事業者が注文を受ける前に、消費者の自宅の物干し台の寸法に合わせて物干し竿を切断し、代金を請求した場 合など 

② 中途解約時の解約料についての説明義務

事業者は消費者に対して、中途解約時の解約料(解約違約金等)の算定根拠を説明することが努力義務とされました。事業者は消費者から求められた場合、どのような考慮要素および算定基準に従って「平均的な損害」を算定し、違約金が当該「平均的な損害」の額を下回っていると考えたのかについての概要を説明しなくてはなりません。 

③ 免責の範囲が不明確な条項(サルベージ条項)の無効

事業者の負う責任を限定する範囲を契約条項上は明らかにせずに、「法律上許される限り」といった曖昧な文言で記載する、いわゆるサルベージ条項が無効とされました。これまで「法律上許される限り事業者の損害賠償責任を免除する等のサルベージ条項を用いていた事業者は、「当社の損害賠償責任は、当社に故意又は重大な過失がある場合を除き、顧客から受領した本サービスの手数料の総額を上限とする」など責任の範囲を具体的に明示した条項に差し替える必要があります。 

④ 情報提供・開示に関する努力義務

次の3点について努力義務が課されました。 

  • 消費者の年齢や心身の状態を事業者が知ることができた場合に、個々の理解に応じた丁寧な情報提供を行うこと
  • 消費者が定型約款の内容を容易に知ることができるような措置を講じていない場合、定型約款の内容の開示を求める消費者の請求を行うために必要な情報を消費者に提供すること
  • 消費者の求めに応じて、消費者が解除権を行使するための必要な情報を提供すること 

(3)改正電気通信事業法

2022年6月17日に公布された改正電気通信事業法が、2023年6月16日に施行される予定です。電気通信事業法は、公共性のある電気通信事業の運営を適正化・合理化し、公正な競争を促進するための規制や制度を定めた法律で電気通信サービスが円滑に提供される仕組みを整え、利用者の利益と国民の利便性を確保することを目的としています。今回の改正では、Cookie規制(利用者情報の外部送信規制)が新設されたことで注目を集めています。 

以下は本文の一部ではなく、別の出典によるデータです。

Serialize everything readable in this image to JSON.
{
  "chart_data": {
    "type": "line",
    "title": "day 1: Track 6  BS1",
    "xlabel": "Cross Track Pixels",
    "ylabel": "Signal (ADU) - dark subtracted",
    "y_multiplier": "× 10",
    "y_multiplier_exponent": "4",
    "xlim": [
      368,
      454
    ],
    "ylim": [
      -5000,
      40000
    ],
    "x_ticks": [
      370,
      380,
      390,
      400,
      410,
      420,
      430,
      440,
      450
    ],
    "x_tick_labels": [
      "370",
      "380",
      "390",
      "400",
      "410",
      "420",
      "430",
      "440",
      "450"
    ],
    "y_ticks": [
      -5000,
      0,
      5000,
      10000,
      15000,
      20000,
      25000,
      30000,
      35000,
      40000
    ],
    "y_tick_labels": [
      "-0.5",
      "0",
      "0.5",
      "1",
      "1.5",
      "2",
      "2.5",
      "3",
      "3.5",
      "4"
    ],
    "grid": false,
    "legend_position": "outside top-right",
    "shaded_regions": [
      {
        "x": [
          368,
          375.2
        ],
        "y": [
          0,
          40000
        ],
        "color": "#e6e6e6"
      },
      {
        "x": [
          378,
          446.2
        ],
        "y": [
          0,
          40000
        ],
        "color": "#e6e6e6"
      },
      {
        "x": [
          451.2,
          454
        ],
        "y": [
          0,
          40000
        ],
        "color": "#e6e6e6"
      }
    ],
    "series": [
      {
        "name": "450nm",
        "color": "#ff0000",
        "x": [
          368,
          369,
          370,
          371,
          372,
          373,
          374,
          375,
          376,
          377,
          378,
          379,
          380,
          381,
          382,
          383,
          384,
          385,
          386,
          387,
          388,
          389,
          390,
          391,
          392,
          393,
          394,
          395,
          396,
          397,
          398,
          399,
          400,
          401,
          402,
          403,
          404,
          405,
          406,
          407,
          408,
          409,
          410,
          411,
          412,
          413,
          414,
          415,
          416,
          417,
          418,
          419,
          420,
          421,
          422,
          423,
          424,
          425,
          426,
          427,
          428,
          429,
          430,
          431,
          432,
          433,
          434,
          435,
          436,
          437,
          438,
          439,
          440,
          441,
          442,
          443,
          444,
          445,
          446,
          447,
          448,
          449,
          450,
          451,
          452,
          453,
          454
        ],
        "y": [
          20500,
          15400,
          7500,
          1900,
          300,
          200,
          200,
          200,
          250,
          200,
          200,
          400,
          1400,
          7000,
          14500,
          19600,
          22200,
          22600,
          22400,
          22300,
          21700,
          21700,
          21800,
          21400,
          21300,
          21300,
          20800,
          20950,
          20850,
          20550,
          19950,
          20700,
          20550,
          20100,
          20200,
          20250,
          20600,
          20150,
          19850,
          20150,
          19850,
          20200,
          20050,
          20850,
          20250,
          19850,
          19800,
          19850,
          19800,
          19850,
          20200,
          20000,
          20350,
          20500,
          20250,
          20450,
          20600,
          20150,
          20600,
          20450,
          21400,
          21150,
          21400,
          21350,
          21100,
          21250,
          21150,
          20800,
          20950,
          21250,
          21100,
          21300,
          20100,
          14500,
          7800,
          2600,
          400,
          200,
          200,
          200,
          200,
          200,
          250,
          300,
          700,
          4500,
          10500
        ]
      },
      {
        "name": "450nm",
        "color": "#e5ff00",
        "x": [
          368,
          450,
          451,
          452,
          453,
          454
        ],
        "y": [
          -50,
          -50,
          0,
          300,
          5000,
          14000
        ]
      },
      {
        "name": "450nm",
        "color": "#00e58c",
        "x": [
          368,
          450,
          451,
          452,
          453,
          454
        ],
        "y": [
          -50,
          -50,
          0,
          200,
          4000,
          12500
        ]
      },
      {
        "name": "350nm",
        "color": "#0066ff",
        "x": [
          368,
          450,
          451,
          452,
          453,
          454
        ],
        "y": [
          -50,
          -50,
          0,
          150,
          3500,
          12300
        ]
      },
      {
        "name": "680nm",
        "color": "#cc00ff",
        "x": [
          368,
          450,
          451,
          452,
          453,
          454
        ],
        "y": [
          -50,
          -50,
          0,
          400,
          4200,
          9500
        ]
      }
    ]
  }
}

ご存じのとおり、Cookieについては、ユーザーの意図を介さずに閲覧履歴や行動履歴が収集される点が、プライバシー保護の観点から問題視されています。そこで、20224月施行の個人情報保護法改正では「個人関連情報」を新設、Cookieは個人関連情報に該当すると規定され、個人関連情報を第三者に提供し、個人情報の紐づけを行う場合には、本人の同意が必要になりました。最近、企業などのHPを閲覧中に「Cookie使用についての同意」が求められるのはこの法改正によるものです。 

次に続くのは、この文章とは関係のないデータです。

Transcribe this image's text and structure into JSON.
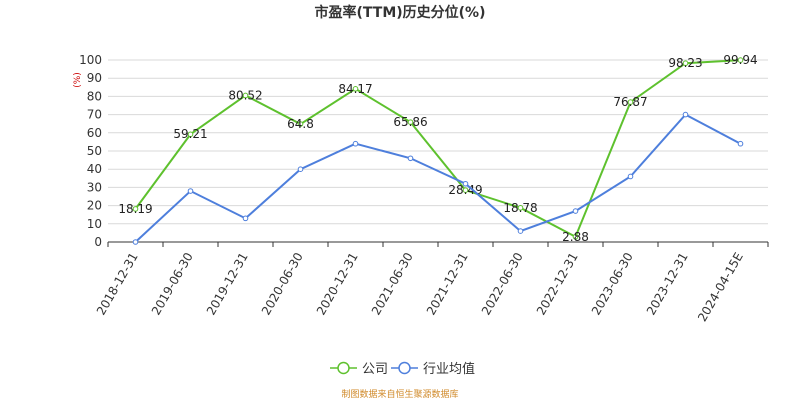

今回の電気通信事業法改正では、利用者に関する情報の外部送信に対する規制が新たに設けられ、この規制が適用される電気通信事業者は、利用者に対して情報送信指令通信を行う際、原則として以下いずれかの対応をとらなければならないこととされました。 

  • 総務省令で定める事項を利用者に通知する 
  • 総務省令で定める事項を利用者の知り得る状態に置く 

事業者のサーバーから行われるCookie情報の送信も、この「情報送信指令通信」に該当します。したがって、Cookieを利用している事業者は、今回の改正で新設されたCookie規制の適用を受ける可能性があります。 

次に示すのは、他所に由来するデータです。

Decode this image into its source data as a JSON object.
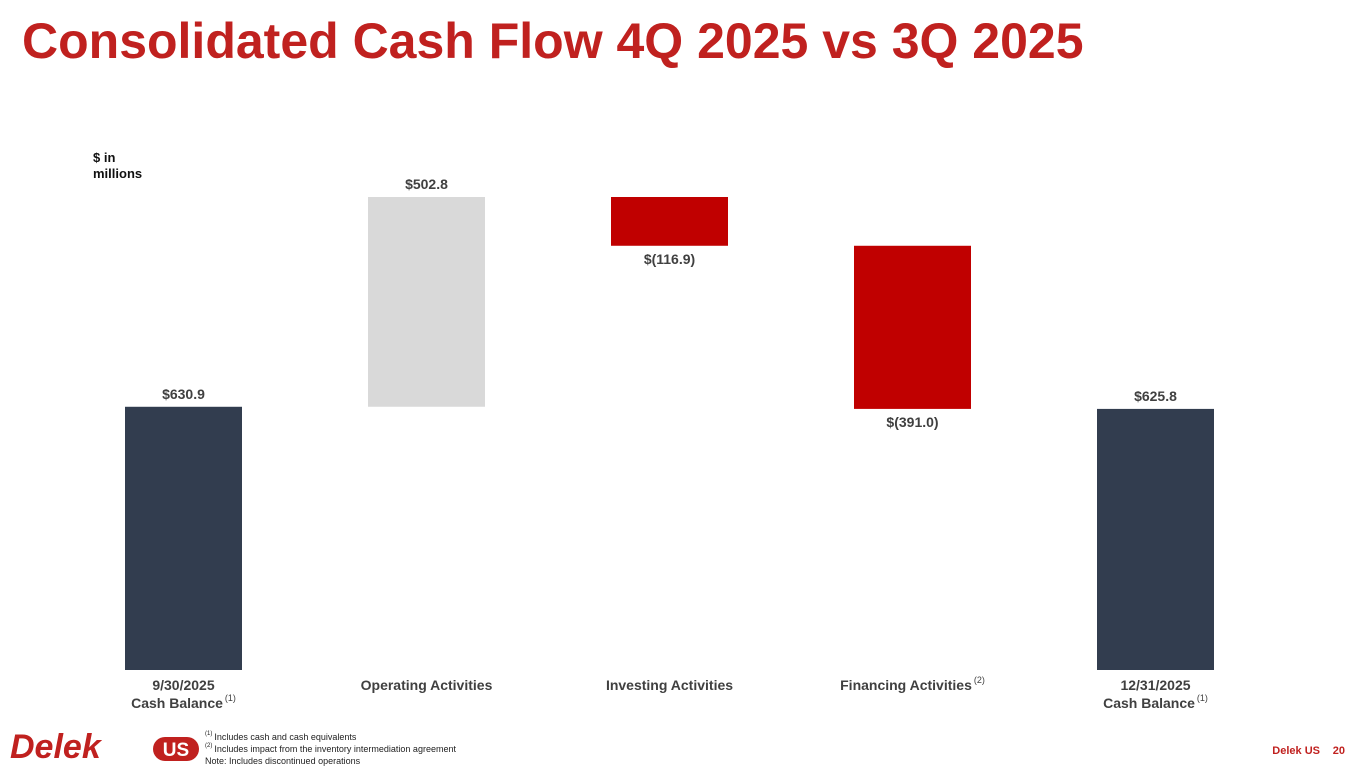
{
  "chart_data": {
    "type": "waterfall",
    "title": "Consolidated Cash Flow 4Q 2025 vs 3Q 2025",
    "unit_label": "$ in millions",
    "categories": [
      [
        "9/30/2025",
        "Cash Balance"
      ],
      [
        "Operating Activities"
      ],
      [
        "Investing Activities"
      ],
      [
        "Financing Activities"
      ],
      [
        "12/31/2025",
        "Cash Balance"
      ]
    ],
    "category_notes": [
      "(1)",
      null,
      null,
      "(2)",
      "(1)"
    ],
    "measures": [
      "absolute",
      "relative",
      "relative",
      "relative",
      "total"
    ],
    "values": [
      630.9,
      502.8,
      -116.9,
      -391.0,
      625.8
    ],
    "value_labels": [
      "$630.9",
      "$502.8",
      "$(116.9)",
      "$(391.0)",
      "$625.8"
    ],
    "colors": [
      "#323d4f",
      "#d9d9d9",
      "#c00000",
      "#c00000",
      "#323d4f"
    ]
  },
  "footnotes": [
    {
      "mark": "(1)",
      "text": "Includes cash and cash equivalents"
    },
    {
      "mark": "(2)",
      "text": "Includes impact from the inventory intermediation agreement"
    },
    {
      "mark": null,
      "text": "Note: Includes discontinued operations"
    }
  ],
  "logo": {
    "text": "Delek",
    "badge": "US"
  },
  "footer": {
    "company": "Delek US",
    "page": "20"
  }
}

このほか、2023年には、業務委託の条件面を契約書などに明記するよう義務付ける「フリーランス保護新法」や、権利者不明の著作物の二次利用手続きを簡略化する「改正著作権法」などが、国会で審議されることとなっています。また、海外で先行している環境や人権対応を巡る規制強化の動きも加速しています。ビジネスに関連する分野の法改正の情報を見逃さないよう、法律の専門家と連携して改正に対応できる体制を整えましょう。